A Camelopardalid seen frame-by-frame in a recording taken May 24, 2014 at 1:58:08 a.m. UT (9:58:08 p.m. ET). Credit: Original recording by Peter C. Slansky; compilation by Jim Albers and Peter Jenniskens.
While the Camelopardalid shower only produced a few meteors, the lack of flashy disintegrations showed astronomers something new, a new study reveals: the dust from its parent comet (Comet 209P/Linear) was much more fragile than the usual. The reasons are still being investigated, but one theory is that after a century in space, there wasn’t much left to run into.
“Some mechanism was at work that efficiently fragmented the larger meteoroids,” stated Peter Jenniskens, a meteor astronomer with the SETI Institute who, along with colleague Esko Lyytinen, first predicted the existence of the shower a decade ago.

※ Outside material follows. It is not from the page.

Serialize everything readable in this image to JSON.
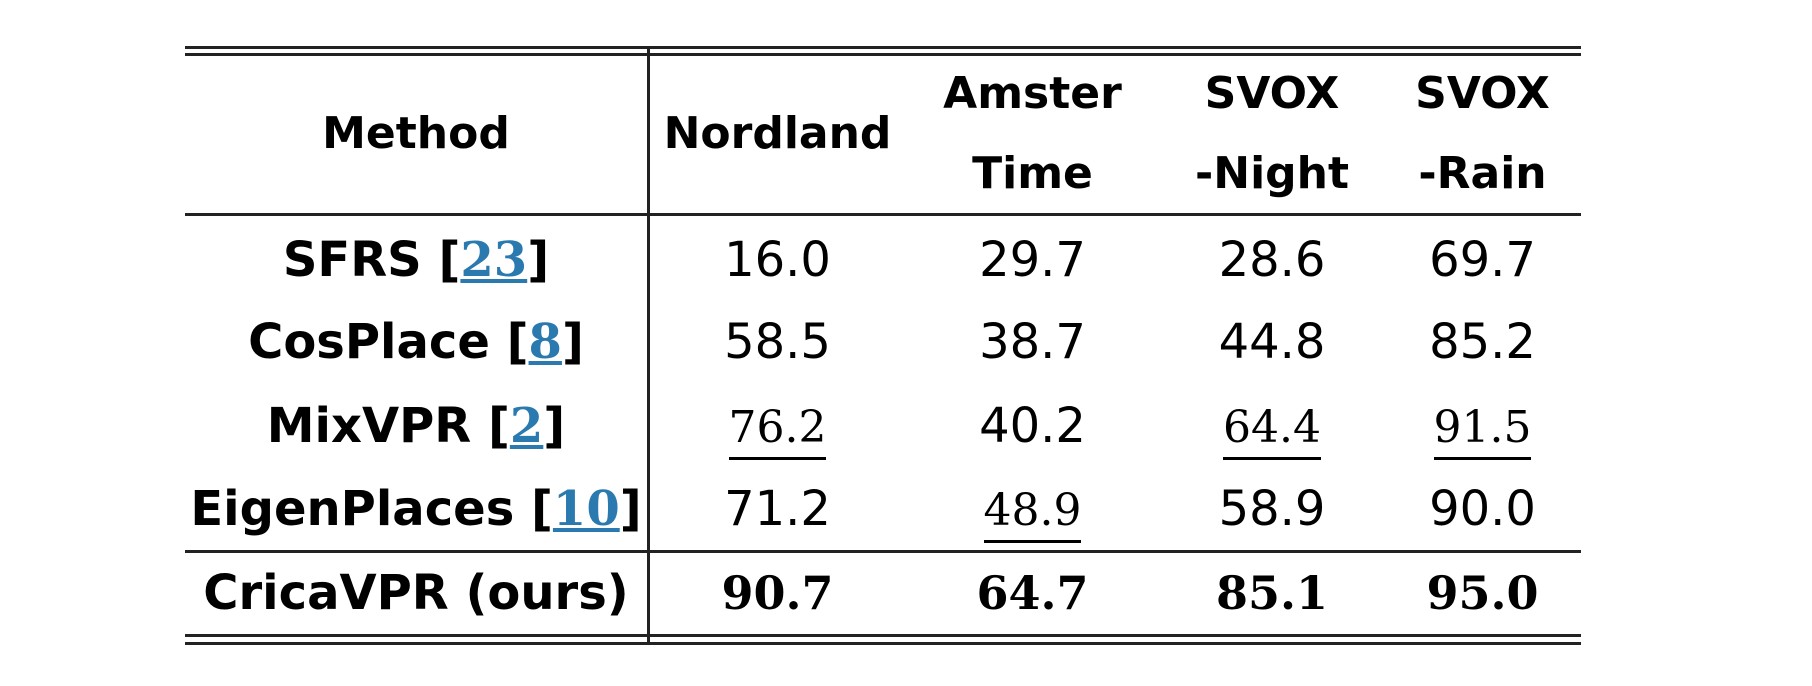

“Our best meteor was no more luminous than the star Vega,” added Jenniskens, “but it gave us a clue as to why there were few bright ones: It was so fragile that the meteoroid suddenly dispersed into a cloud of dust at the end of its trajectory.”
This ‘weak” shower stands in contrast to two meteor showers that took place out of interactions with comet 21P/Giacobinni-Zinner. This produced meteor “storms” in 1933 and 1946 during the Draconids. That comet was more active and the dust grains that left it likely had a lot of ice in them. Comet 209P/Linear did not have that type of ejection, nor was it very active.